Op grond van het bepaalde in artikel 8:86 Awb kan de voorzieningenrechter, indien het verzoek om voorlopige voorziening wordt gedaan indien beroep bij de rechtbank is ingesteld en de voorzieningenrechter van oordeel is dat na de zitting, bedoeld in artikel 8:83, eerste lid, Awb, nader onderzoek redelijkerwijs niet kan bijdragen aan de beoordeling van de zaak, onmiddellijk uitspraak doen in de hoofdzaak. Er bestaat in dit geval aanleiding om van deze bevoegdheid gebruik te maken.
Ten aanzien van het beroep
Verweerder heeft verzoekster ongewenst verklaard ex artikel 67 Vw. Verzoekster heeft zich op het standpunt gesteld dat verweerder in de belangenafweging onvoldoende haar persoonlijkheidsproblemen heeft betrokken. Ter onderbouwing van haar standpunt heeft verzoekster de volgende stukken overgelegd:
? een psychologisch onderzoek van augustus 1998 van de orthopedagoog van de Lindenhorst waar verzoekster toentertijd verbleef;
? een hulpverleningsplan van 21 juni 1999 van de Jeugdbescherming;
? een rapportage ten behoeve van de 18+-regeling van de Jeugdbescherming;
? een rapport van de behandelend psycholoog over de periode 27 januari 2005 tot en met 12 juli 2005.
De voorzieningenrechter constateert allereerst dat voldaan is aan de voorwaarden op grond waarvan verweerder gebruik kan maken van zijn bevoegdheid om verzoekster ongewenst te verklaren.

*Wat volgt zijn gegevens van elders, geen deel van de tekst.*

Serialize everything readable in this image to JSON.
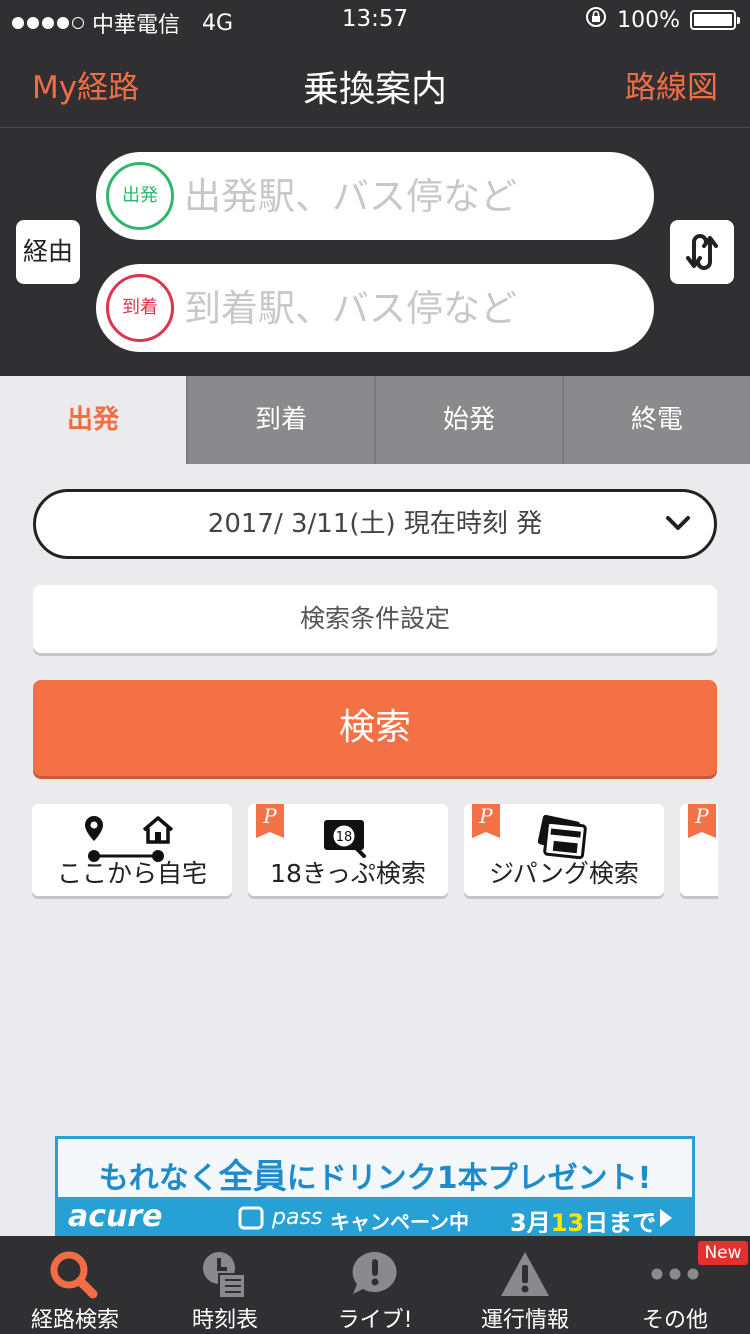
{
  "status_bar": {
    "carrier": "中華電信",
    "network": "4G",
    "time": "13:57",
    "battery": "100%"
  },
  "nav": {
    "left": "My経路",
    "title": "乗換案内",
    "right": "路線図"
  },
  "route_input": {
    "via_label": "経由",
    "from_badge": "出発",
    "from_placeholder": "出発駅、バス停など",
    "to_badge": "到着",
    "to_placeholder": "到着駅、バス停など"
  },
  "tabs": [
    {
      "label": "出発",
      "active": true
    },
    {
      "label": "到着",
      "active": false
    },
    {
      "label": "始発",
      "active": false
    },
    {
      "label": "終電",
      "active": false
    }
  ],
  "date_selector": "2017/ 3/11(土) 現在時刻 発",
  "conditions_label": "検索条件設定",
  "search_label": "検索",
  "shortcuts": [
    {
      "label": "ここから自宅",
      "icon": "route-home-icon",
      "premium": false
    },
    {
      "label": "18きっぷ検索",
      "icon": "18-ticket-search-icon",
      "premium": true
    },
    {
      "label": "ジパング検索",
      "icon": "zipangu-card-icon",
      "premium": true
    },
    {
      "label": "",
      "icon": "",
      "premium": true
    }
  ],
  "premium_badge": "P",
  "ad": {
    "headline_pre": "もれなく",
    "headline_em": "全員",
    "headline_post": "にドリンク1本プレゼント!",
    "brand": "acure",
    "pass": "pass",
    "campaign": "キャンペーン中",
    "date_pre": "3月",
    "date_em": "13",
    "date_post": "日まで"
  },
  "tab_bar": [
    {
      "label": "経路検索",
      "icon": "search-icon",
      "active": true
    },
    {
      "label": "時刻表",
      "icon": "timetable-icon",
      "active": false
    },
    {
      "label": "ライブ!",
      "icon": "live-icon",
      "active": false
    },
    {
      "label": "運行情報",
      "icon": "warning-icon",
      "active": false
    },
    {
      "label": "その他",
      "icon": "more-icon",
      "active": false
    }
  ],
  "new_badge": "New",
  "colors": {
    "accent": "#f26d44",
    "dark_bar": "#303033",
    "background": "#ebebee",
    "from_green": "#2fb86a",
    "to_red": "#e0334c"
  }
}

Voorts constateert de voorzieningenrechter en is door verweerder niet weersproken dat, gelet op de door verzoekster overgelegde stukken en hetgeen door mevrouw Y.M. Boogaard, voormalig gezinsvoogd van verzoekster, ter zitting naar voren is gebracht, bij verzoekster sprake is van een borderline-problematiek met automutilatie, een gebrekkige impulscontrole en agressieregulatie. Daarbij is verzoekster zwakbegaafd. Opgemerkt wordt dat op grond van afspraken in de jeugdhulpverlening de kwalificatie persoonlijkheidsstoornis ten aanzien van minderjarigen niet wordt gehanteerd, hetgeen verklaart waarom dit in het rapport van augustus 1998 niet zo wordt genoemd.
Verzoekster is op 5-jarige leeftijd in Nederland komen wonen. Op 16-jarige leeftijd is zij geconfronteerd met een ondertoezichtstelling en uithuisplaatsing als gevolg van een al langer bestaande onhoudbare thuissituatie waarin zij zowel geestelijk als lichamelijk werd mishandeld en er tevens sprake is geweest van incest door haar vader. Nadat zij bij het bereiken van de meerderjarige leeftijd de instelling de Lindenhorst heeft moeten verlaten is zij op straat gaan zwerven en terecht gekomen in het drugs- en prostitutiemilieu. Verzuimd is haar verblijfsvergunning na haar 18e verjaardag tijdig te verlengen.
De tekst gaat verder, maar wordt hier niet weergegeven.